William Lupus looked down at her coldly. ‘It will cost you one shilling for a twenty-gallon cask. How much you sell it for is your business.’

For a moment, Widow Mody was speechless at the extortion.

‘That’s well over a ha’penny a gallon! I can brew it for less than half that price. No one will buy it from me. I’ll be ruined and will starve!’

There was a general murmur of horror from the bystanders, who saw their only pleasure being priced beyond their reach, but the forester shrugged indifferently.

‘If they don’t buy it, then they can go thirsty – or drink water.’

Morcar, though he already had a presentiment that the fight was lost before it had begun, felt that he must make some effort on behalf of his village.

‘This is part of the manor of Ilsington, Lupus. I must first hear what our lord William de Pagnell has to say.’

‘It matters not what he says, Reeve. He does not sell ale, so mind your own business.’

‘I will still have to send word to him and his steward and bailiff, Forester. No doubt he will need to protest this to the verderer.’

William Lupus gave a nasty smile, the thin lips parting over his yellowed teeth. ‘The verderer is dead. You all should know that only too well, as his body lay here only yesterday.’

‘There will be a new verderer appointed soon,’ persisted Morcar doggedly.
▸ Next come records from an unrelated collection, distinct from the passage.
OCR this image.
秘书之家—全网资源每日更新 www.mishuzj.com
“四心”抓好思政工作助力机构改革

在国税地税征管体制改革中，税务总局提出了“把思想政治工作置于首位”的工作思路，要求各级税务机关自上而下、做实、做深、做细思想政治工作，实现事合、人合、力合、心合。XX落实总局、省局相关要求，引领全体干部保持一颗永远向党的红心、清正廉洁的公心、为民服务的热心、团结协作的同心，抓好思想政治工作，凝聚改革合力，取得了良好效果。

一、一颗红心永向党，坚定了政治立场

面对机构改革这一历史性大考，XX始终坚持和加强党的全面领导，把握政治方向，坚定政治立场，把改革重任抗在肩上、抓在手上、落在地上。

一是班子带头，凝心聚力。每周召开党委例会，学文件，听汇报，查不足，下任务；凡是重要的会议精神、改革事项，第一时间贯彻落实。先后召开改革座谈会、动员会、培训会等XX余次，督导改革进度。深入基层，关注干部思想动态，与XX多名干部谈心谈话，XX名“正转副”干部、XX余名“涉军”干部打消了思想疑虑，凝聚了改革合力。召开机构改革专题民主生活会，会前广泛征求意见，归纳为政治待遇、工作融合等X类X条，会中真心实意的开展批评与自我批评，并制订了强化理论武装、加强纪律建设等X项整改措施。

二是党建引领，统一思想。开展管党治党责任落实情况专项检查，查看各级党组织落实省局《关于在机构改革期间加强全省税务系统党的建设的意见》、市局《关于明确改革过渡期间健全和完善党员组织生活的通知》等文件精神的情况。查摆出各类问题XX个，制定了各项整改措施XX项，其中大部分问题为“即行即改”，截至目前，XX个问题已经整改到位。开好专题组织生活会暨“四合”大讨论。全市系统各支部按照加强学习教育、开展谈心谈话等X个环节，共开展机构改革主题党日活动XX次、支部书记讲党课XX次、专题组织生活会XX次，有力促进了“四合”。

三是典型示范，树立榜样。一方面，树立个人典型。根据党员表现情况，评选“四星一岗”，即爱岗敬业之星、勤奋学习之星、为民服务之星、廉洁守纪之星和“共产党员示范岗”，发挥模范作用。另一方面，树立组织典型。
The smile cracked even wider. ‘There will indeed – and undoubtedly it will be Philip de Strete, who will have little sympathy with your useless complaints.’

There was renewed murmuring amongst the small crowd of villagers who had gathered around the cart. Philip de Strete was about as popular in mid-Devon as Philip of France.

‘No doubt our lord will appeal to the Warden, then,’ grumbled the reeve obstinately.

‘He has no say in the matter – and I doubt he’ll be there for much longer,’ snapped Lupus. When he saw that the carter and the other man had taken the casks inside, he gave a sign to his thuggish page, who slid from his horse and ambled into the alehouse. The widow took fright and hurried after him, but she was too late. There was a scream of anguish and a splashing of liquid, then the page and the ruffian from the cart reappeared with four large earthenware crocks, each of several gallons’ capacity, the dregs of mash and ale still dripping from them. William Lupus nodded at the men, and almost carelessly they tossed them into the air, letting them smash into a thousand pieces on the hard-baked ground.